The pore size of a material was estimated from the spectrum of water contained in the pores with the use of regression analysis. The pore diameters of three of the four (reference) samples were introduced as known parameters. The absorption spectra of water in the reference samples were used to construct linear regression model (5), connecting the pore diameters with the absorption coefficients at the points of a spectrum. The pore diameters of the fourth (conventionally unknown) sample were determined from the recorded spectrum by minimizing Eq. (5).

Table 2 shows the values of the pore diameter D derived from the percentage of water at the pore centers for different rated pore diameters D0. All four samples were used as an unknown sample in turn. The error corresponds to the spread of values derived from the analysis of several spectra of one sample.

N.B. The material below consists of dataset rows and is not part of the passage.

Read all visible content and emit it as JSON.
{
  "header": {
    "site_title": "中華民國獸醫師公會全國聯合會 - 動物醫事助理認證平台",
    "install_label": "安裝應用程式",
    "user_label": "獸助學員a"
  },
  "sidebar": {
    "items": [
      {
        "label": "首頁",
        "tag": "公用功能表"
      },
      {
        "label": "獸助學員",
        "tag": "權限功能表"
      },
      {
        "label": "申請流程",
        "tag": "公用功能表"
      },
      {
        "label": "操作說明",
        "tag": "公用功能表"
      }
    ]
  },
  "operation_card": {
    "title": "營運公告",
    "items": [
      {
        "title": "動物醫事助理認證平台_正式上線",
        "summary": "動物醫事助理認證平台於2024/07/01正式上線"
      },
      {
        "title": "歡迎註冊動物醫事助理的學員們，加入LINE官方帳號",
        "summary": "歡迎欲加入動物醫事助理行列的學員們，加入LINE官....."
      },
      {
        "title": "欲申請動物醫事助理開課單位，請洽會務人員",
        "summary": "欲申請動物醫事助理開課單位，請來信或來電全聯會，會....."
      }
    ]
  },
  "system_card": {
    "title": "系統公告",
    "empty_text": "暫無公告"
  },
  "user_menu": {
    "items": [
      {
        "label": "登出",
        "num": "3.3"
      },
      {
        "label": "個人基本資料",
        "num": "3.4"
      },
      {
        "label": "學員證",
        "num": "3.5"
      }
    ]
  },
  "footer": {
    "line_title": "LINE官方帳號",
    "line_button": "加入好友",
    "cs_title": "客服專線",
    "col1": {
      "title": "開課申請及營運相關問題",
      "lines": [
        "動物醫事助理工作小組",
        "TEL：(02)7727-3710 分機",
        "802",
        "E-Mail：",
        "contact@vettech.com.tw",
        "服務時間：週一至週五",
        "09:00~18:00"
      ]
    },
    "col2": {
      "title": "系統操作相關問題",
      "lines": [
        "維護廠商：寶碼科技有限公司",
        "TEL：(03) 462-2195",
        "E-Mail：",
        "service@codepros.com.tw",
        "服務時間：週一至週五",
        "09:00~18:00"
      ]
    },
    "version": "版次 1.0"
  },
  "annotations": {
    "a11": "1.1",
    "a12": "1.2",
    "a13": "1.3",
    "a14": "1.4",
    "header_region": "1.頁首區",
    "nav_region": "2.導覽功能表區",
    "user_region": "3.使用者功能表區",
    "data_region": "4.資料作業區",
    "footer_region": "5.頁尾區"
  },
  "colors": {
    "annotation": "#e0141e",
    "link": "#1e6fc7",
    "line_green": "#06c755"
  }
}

Table 2.   Pore diameters of the samples under study

Table 2 shows that the technique suggested for estimation of the pore diameters gives good results. The pore diameters found coincide with the data obtained by the gas adsorption method within the measurement error. The technique does not require the use of liquid nitrogen and is quite fast, measurements take only a few minutes. A concept of a statistical pore size distribution for any, even calibrated, nanoporous material should be noted. The technique suggested allows one to calculate the average pore size in a sample.

CONCLUSIONS

Based on the regression analysis of the absorption spectrum of water confined in nanopores of silica Ssp2t8, S. acus, Panreac, and SAC30M, a technique for estimating the pore diameter has been developed. The porosimetry procedure consists in filling a substance with liquid water, recording the absorption spectra of the substance with water, compiling a spectroscopic database which characterizes substances with different pore sizes, and retrieving the pore diameter of an arbitrary substance by regression analysis. The error of the technique is less than 1 nm, and the analysis time is less than 10 min. The software has been developed to automate the porosimetry procedure.